Préoccupation majeure lors de la mise en place des robots
industriels, la sûreté des personnes et des installations a
conduit à l’élaboration de normes strictes préconisant
l’obligation d’installer des barrières de sécurité et des
interrupteurs de fonctionnement afin d’interdire toute
interaction physique entre l’homme et ces machines.
Les automaticiens ont donc l’obligation de concevoir des
applications qui ne laissent aucune place aux risques, en
prévoyant des arrêts de sécurité et des procédures de
redémarrage strictes.
La robotique collaborative remet en cause, un grand nombre
des principes ayant cours jusqu’à présent puisque cette fois,
l’homme et la machine partagent un même espace de travail et,
agissent de concert et en interaction physique directe pour
accomplir leur mission.
La diversité des cas d’applications, des conditions de mise en
oeuvre et des éléments de sécurité intervenant dans la gestion
de la sécurité, explique la variabilité des nouvelles situations de
travail ainsi que les différentes typologies de solutions
techniques rencontrées.

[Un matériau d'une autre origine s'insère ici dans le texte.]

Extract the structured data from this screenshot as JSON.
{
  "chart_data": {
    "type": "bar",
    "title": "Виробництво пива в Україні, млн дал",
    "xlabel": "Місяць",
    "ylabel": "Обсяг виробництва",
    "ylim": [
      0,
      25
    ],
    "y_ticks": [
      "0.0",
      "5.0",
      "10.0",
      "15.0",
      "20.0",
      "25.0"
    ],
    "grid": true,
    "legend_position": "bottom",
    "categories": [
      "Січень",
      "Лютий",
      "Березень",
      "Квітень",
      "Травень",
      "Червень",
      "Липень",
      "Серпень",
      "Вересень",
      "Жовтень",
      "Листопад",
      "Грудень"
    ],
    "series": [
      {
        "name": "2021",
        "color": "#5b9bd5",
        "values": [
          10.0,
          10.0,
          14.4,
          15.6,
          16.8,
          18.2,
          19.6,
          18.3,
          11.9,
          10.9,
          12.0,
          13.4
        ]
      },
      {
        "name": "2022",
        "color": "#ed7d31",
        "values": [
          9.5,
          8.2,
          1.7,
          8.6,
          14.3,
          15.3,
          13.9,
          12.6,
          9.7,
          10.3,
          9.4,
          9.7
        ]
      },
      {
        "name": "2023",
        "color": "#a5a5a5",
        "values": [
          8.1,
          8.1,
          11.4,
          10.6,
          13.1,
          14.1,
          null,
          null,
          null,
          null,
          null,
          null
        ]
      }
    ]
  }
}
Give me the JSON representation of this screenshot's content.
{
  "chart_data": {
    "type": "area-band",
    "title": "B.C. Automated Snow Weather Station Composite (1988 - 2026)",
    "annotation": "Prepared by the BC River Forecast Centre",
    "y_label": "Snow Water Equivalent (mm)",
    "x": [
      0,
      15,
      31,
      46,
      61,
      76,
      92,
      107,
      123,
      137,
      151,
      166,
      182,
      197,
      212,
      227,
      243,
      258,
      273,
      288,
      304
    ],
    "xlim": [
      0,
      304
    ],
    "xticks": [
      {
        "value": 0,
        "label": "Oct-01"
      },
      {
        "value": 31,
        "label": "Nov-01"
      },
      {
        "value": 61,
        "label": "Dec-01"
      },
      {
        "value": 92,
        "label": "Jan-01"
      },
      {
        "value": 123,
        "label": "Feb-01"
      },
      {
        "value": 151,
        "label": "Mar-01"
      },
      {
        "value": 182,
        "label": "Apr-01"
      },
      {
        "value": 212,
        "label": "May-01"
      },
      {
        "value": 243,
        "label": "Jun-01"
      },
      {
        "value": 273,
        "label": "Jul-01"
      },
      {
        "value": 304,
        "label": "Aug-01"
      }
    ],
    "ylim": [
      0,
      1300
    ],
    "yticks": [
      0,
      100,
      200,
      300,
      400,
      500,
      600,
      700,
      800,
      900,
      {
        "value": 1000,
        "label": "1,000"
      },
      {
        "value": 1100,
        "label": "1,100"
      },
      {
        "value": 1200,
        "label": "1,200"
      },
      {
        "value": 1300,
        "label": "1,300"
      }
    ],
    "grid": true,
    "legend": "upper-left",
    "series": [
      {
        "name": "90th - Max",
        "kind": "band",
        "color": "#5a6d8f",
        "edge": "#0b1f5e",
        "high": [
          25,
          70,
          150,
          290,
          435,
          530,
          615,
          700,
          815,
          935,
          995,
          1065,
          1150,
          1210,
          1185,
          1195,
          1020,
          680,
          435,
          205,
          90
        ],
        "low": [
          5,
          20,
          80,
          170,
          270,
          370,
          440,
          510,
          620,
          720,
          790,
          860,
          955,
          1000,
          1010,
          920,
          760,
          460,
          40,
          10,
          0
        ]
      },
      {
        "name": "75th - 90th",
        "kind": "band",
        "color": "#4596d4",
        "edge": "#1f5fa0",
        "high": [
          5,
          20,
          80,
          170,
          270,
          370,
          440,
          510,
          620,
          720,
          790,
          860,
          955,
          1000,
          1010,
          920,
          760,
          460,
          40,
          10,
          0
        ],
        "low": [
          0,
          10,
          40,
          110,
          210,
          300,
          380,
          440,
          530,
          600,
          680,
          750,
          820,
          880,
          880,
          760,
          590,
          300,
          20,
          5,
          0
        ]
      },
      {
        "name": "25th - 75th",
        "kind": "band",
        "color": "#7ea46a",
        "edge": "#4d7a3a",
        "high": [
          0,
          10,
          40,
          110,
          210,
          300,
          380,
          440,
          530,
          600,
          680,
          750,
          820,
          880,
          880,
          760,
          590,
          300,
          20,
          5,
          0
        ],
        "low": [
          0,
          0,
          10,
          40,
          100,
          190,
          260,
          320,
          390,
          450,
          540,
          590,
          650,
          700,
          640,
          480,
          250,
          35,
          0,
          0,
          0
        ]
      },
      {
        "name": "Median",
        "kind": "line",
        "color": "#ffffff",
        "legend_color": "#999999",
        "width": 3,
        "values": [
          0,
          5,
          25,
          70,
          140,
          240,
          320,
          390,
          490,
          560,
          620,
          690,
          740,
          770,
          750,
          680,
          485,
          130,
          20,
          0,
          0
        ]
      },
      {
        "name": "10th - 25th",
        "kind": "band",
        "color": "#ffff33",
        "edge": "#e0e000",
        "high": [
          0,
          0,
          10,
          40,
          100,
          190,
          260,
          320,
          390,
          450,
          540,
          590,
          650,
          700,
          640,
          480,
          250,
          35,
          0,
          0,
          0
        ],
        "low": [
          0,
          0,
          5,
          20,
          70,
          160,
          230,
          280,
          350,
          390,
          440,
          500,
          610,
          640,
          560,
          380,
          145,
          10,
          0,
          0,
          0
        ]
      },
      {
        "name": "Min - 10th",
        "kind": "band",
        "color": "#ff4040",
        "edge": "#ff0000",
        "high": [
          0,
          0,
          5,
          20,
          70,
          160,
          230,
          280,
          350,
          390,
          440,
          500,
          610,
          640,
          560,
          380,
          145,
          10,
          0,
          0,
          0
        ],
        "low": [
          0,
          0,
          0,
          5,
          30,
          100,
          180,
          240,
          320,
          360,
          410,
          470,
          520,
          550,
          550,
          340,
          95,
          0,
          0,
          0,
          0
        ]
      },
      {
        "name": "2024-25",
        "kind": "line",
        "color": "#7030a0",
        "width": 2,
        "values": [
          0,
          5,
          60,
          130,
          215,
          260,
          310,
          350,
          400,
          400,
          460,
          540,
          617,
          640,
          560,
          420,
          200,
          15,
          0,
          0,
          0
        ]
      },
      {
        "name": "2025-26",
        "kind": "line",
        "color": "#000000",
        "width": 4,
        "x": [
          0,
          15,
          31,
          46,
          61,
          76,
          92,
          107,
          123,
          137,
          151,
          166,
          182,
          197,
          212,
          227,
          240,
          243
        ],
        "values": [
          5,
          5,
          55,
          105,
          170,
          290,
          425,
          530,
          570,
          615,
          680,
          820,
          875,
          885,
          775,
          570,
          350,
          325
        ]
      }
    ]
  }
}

Afin d’intégrer au mieux la diversité de
ces dernières et de permettre à la France d’affirmer son
influence en matière d’innovation en robotique industrielle,
l’Alliance Industrie du Futur propose plusieurs domaines dans
lesquels il est nécessaire de faire évoluer le référentiel de
normalisation existant ou d’en élaborer un nouveau.
La sécurité préoccupation
majeure des instances
normatives
Du fait de son évolution et de son expansion rapide, la
robotique s’est récemment vu reconnaître en tant que domaine
technologique d’importance stratégique. Elle dispose désormais
de son propre comité technique indépendant qui, depuis fin
2015, a donné naissance à l’ISO/TC 299 dont le secrétariat a été
alloué à la Suède (SIS). Si ce comité traite les aspects liés aux robots en tant que produits, le comité technique ISO/TC 199
s’occupe des aspects transversaux couvrant la sécurité des
machines avec un secrétariat dévolu à l’Allemagne (DIN).
Chacun de ces comités se subdivise en groupes de travail (WG)
ou en groupes de travail joints (JGW) lorsque les réflexions sont
menées à la fois par des équipes de l’ISO et de l’IEC.
Par exemple, on peut noter que dans le comité technique ISO/
TC 299, le WG 3 travaille sur la sécurité industrielle et le JWG 5
sur la sécurité pour la technologie robotique.
Dans le comité ISO/TC 199, la plupart des groupes de travail ISO
ou joints ISO-IEC interviennent sur des aspects qui peuvent
impacter la sécurité des robots collaboratifs : le WG 5 réfléchit
aux principes généraux pour la conception des machines et
l’évaluation des risques, le WG 6 intervient sur les distances de
sécurité et les aspects ergonomiques, le WG 8 travaille sur les
systèmes de contrôle sécurisés ou encore, le WG 12, créé en
juin dernier, oeuvre pour sa part sur les interactions entre
l’homme et la machine ; un sujet qui est au coeur des
préoccupations de la robotique collaborative.
Des références apportant
un cadre opérationnel
Depuis 2011, le fonctionnement collaboratif des robots
industriels est décrit au travers des normes ISO 10218-1,
orientées vers la conception de la quasi-machine et ISO 10218-2
portant sur l’intégration et l’utilisation du système robotisé.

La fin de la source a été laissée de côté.